At the True Brew, all this takes place in a striking, white-tiled, total environment (by David Raphel). Under Dane Rhodes' direction, the gang of likable loonies is brought to life with panache. Cheswick (Bill Dykes) and Martini (Travis Acosta) -- with tics enough for the Royal Museum of Chronometry -- create a basso continuo of madness in the grand Marat/Sade tradition. John Kelly gives us an impressively believable Chief Bromden, the silent American Indian giant who is obsessed with visions of a vast technological brainwashing conspiracy (as articulated through voice-overs by musician/poet Rev. Goat Carson). Jerry Lee Leighton's Harding, the intellectual leader of the ward, is assured and convincing. Gary Rucker's Billy Bibbit, a stuttering, timorous soul, has the most touching moment of the show, when he caves in and betrays his friend out of an all-engrossing terror of his mother.
The main event, of course, is Life-Force vs. Matriarch. And both the champ (Ratchet) and the contender (McMurphy) are up for the match. Bob Scully's McMurphy has the requisite grit and effrontery, and he gains in stature as doom closes in on him -- which I suppose is one of the main points of the tale. Jan Chimento's Ratchet has a grim, unpleasant, implacable assurance.
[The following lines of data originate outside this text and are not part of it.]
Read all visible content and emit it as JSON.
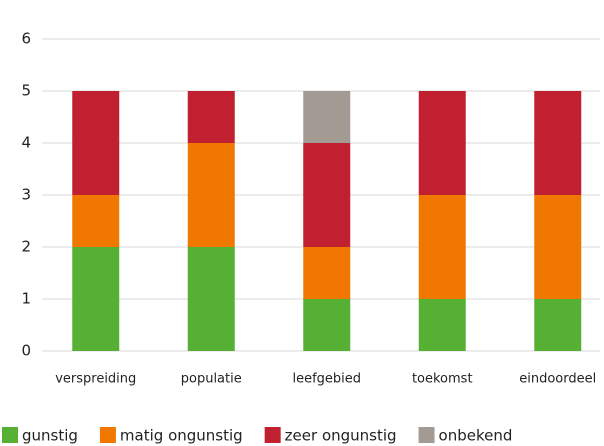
{
  "chart_data": {
    "type": "stacked-bar",
    "categories": [
      "verspreiding",
      "populatie",
      "leefgebied",
      "toekomst",
      "eindoordeel"
    ],
    "series": [
      {
        "name": "gunstig",
        "color": "#55b033",
        "values": [
          2,
          2,
          1,
          1,
          1
        ]
      },
      {
        "name": "matig ongunstig",
        "color": "#f07800",
        "values": [
          1,
          2,
          1,
          2,
          2
        ]
      },
      {
        "name": "zeer ongunstig",
        "color": "#c0202f",
        "values": [
          2,
          1,
          2,
          2,
          2
        ]
      },
      {
        "name": "onbekend",
        "color": "#a39a93",
        "values": [
          0,
          0,
          1,
          0,
          0
        ]
      }
    ],
    "ylim": [
      0,
      6
    ],
    "yticks": [
      0,
      1,
      2,
      3,
      4,
      5,
      6
    ],
    "grid": true,
    "legend": "bottom"
  }
}
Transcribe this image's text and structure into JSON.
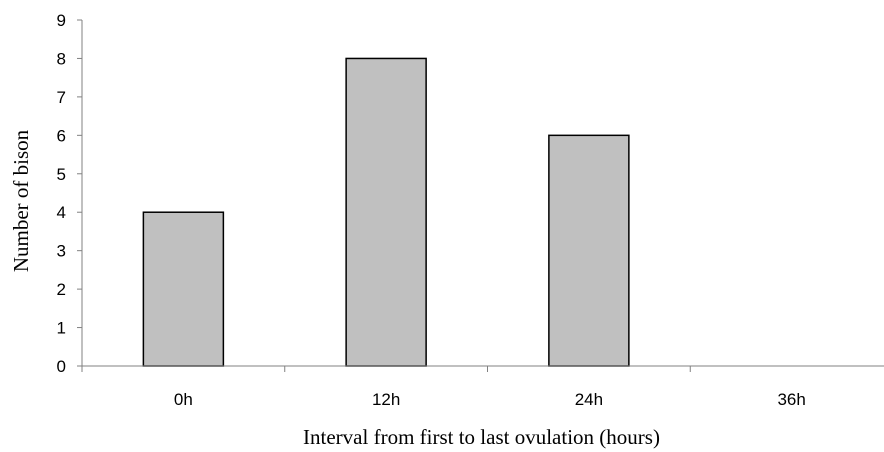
{
  "chart_data": {
    "type": "bar",
    "categories": [
      "0h",
      "12h",
      "24h",
      "36h"
    ],
    "values": [
      4,
      8,
      6,
      0
    ],
    "title": "",
    "xlabel": "Interval from first to last ovulation (hours)",
    "ylabel": "Number of bison",
    "ylim": [
      0,
      9
    ],
    "yticks": [
      "0",
      "1",
      "2",
      "3",
      "4",
      "5",
      "6",
      "7",
      "8",
      "9"
    ],
    "grid": false,
    "legend": "none",
    "bar_color": "#c0c0c0",
    "bar_edge_color": "#000000"
  }
}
Meanwhile, there's an interesting development in this city famously short of theatrical venues. Jim Walker's production of Lonely Sister Praying for an Astronaut, an original by Shane Stewart, is running at Rosy's Jazz Hall, in Uptown on Tchoupitoulas and Valence streets. The play, a nonlinear, symbolic fantasia about violence in a low-rent, highly dysfunctional family, features solid performances by Jesse Lee, Scott Theriot and Jack Long and a tasteful score from Big Blue Marble Band. What's real? What's illusion? Are the brother and sister two aspects of the same person? Was the mother hanged by the son? Did the father cut her into pieces? These and such like conundrums are the stuff this dream is made of. Too long by half, the script has some intriguing moments.